Within spreading that joy through the halls, Verhil makes sure to always have a smile on his face and to interact with anyone and everyone he surpasses. 

I like to talk a lot; I’m a talker,” Verhil said. “I’ll share a lot of stories; I’m very sarcastic—I don’t try to insult anybody, but I try to make jokes a lot. That way, everyone’s smiling and laughing. Laughter is the best medicine. I’m very approachable to talk to. I hope I don’t stand off as scary [or that] nobody would want to talk to me; I try to come off as warm and inviting.”

Bringing his bubbly personality outside of the school walls, Verhil enjoys a multitude of activities to keep him active and busy.

“I’m a biker; I ride a Harley Davidson,” Verhil said. “If I’m not riding, I’m golfing. And now that it’s September and getting colder, I’m really looking forward to the snowboarding season because during the wintertime, if I’m not working, I’m on the slopes shredding.”  

Yet when the school year rolls around and the summer fun is over, Verhil snaps back into focus and steps his best foot forward as a protector. 

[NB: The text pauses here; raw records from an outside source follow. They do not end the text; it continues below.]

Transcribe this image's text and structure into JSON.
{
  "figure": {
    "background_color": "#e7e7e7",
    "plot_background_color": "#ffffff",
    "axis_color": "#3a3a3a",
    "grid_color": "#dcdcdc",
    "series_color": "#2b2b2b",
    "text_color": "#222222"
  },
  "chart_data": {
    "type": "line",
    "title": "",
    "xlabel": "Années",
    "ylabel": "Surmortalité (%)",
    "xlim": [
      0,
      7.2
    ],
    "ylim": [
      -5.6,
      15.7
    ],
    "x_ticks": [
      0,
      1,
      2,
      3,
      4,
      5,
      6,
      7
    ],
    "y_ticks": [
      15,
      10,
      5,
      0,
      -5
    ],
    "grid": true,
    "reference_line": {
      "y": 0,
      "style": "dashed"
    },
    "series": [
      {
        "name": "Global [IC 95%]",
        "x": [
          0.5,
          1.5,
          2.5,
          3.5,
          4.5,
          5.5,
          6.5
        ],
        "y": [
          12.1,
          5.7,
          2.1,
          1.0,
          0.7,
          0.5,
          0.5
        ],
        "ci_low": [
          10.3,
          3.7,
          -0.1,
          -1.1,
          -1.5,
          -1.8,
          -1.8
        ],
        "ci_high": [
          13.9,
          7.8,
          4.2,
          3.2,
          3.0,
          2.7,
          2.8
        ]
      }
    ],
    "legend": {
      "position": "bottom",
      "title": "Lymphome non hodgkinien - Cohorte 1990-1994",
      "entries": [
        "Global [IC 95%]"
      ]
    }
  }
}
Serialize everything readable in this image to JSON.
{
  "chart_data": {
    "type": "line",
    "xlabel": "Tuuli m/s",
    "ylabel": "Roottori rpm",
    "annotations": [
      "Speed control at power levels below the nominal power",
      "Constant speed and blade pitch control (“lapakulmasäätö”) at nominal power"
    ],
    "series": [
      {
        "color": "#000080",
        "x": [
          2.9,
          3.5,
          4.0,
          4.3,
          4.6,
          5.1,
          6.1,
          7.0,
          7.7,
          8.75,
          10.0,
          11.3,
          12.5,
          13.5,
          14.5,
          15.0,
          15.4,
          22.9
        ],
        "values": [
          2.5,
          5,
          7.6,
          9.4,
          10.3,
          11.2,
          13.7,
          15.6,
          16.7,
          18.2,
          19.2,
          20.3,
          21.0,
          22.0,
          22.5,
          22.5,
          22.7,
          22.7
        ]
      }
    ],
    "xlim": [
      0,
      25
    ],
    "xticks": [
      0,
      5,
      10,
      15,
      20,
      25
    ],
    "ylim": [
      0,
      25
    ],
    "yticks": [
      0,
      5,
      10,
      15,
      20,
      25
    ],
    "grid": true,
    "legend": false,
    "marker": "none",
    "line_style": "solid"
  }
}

Although his job is important and time-consuming, Verhil always makes sure to look out for others, and that is what he considers to be his purpose here.

“I know my job title is to stop bad behavior and to deal with discipline,” Verhil said, “but at the end of the day, if someone needs help—whether it’s a teacher or food worker or custodian—I am willing to help. I am willing to help any student, any staff member, to the best of my ability.”  

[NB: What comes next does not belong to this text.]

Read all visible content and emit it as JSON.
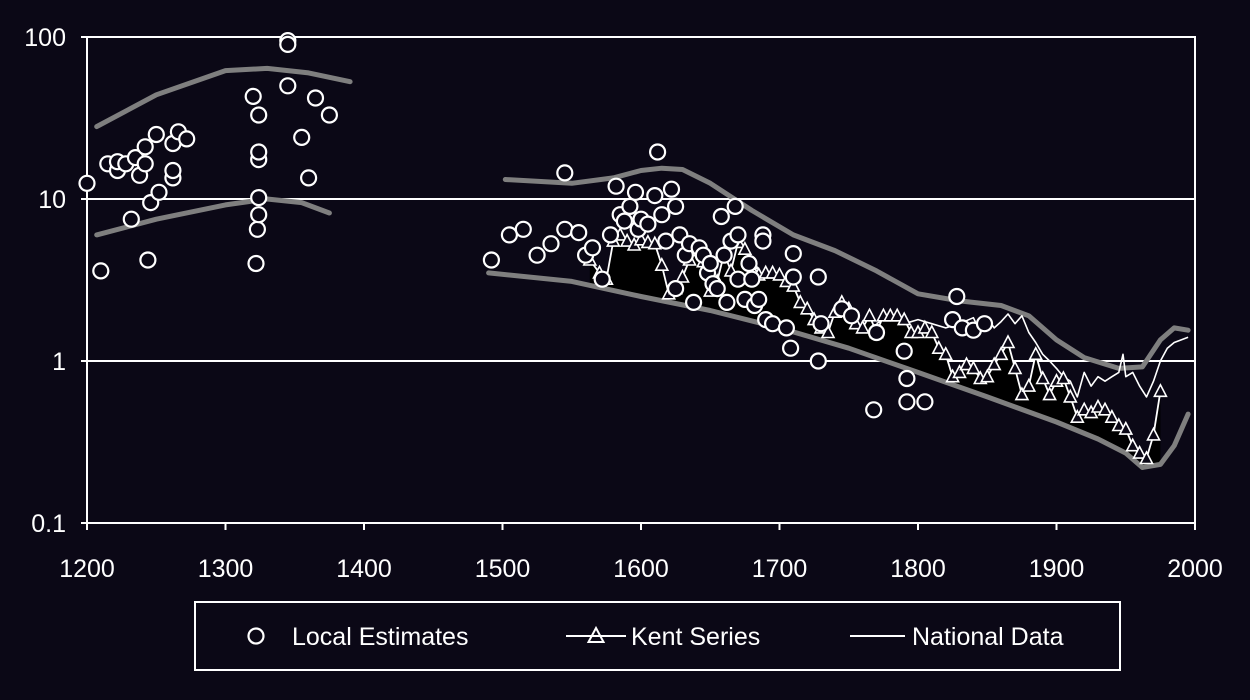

Verhil likes to live knowing that “tomorrow is a new day,” and that you cannot change the past without changing the future.

This outlook on his job is the exact definition of Ranger Pride. To be a Ranger is to be selfless and to continually help others in need, and Verhil relays that perfectly. 

“Ranger Pride can mean anything to anybody,” Verhil said. “School is not about me; I’m very selfless. It’s about the students. I’m hoping I could use Ranger Pride as an example for students that are in high school now to not give up. These are the last four years of school, and it’s motivation to continue to stay strong in school and achieve goals and dreams.”

This mindset as a new addition to Ranger Country is an impeccable one, and Verhil treats the halls of FHC as his sacred ground and treats Ranger Pride as something to boast about. 

“Ranger Pride—don’t give up; don’t give up on yourself,” Verhil said. “You’re a Ranger; whatever is beating you down, don’t let it affect you. If you had a bad day yesterday, [the] next day is going to be a better one. If you’re having a bad year, make it a better year. Only you can achieve that on your own. If you’re telling yourself you can’t do it, you’re not going to do it. If you’re telling yourself you can do it, you’re going to put your best foot forward to whatever you want to achieve.”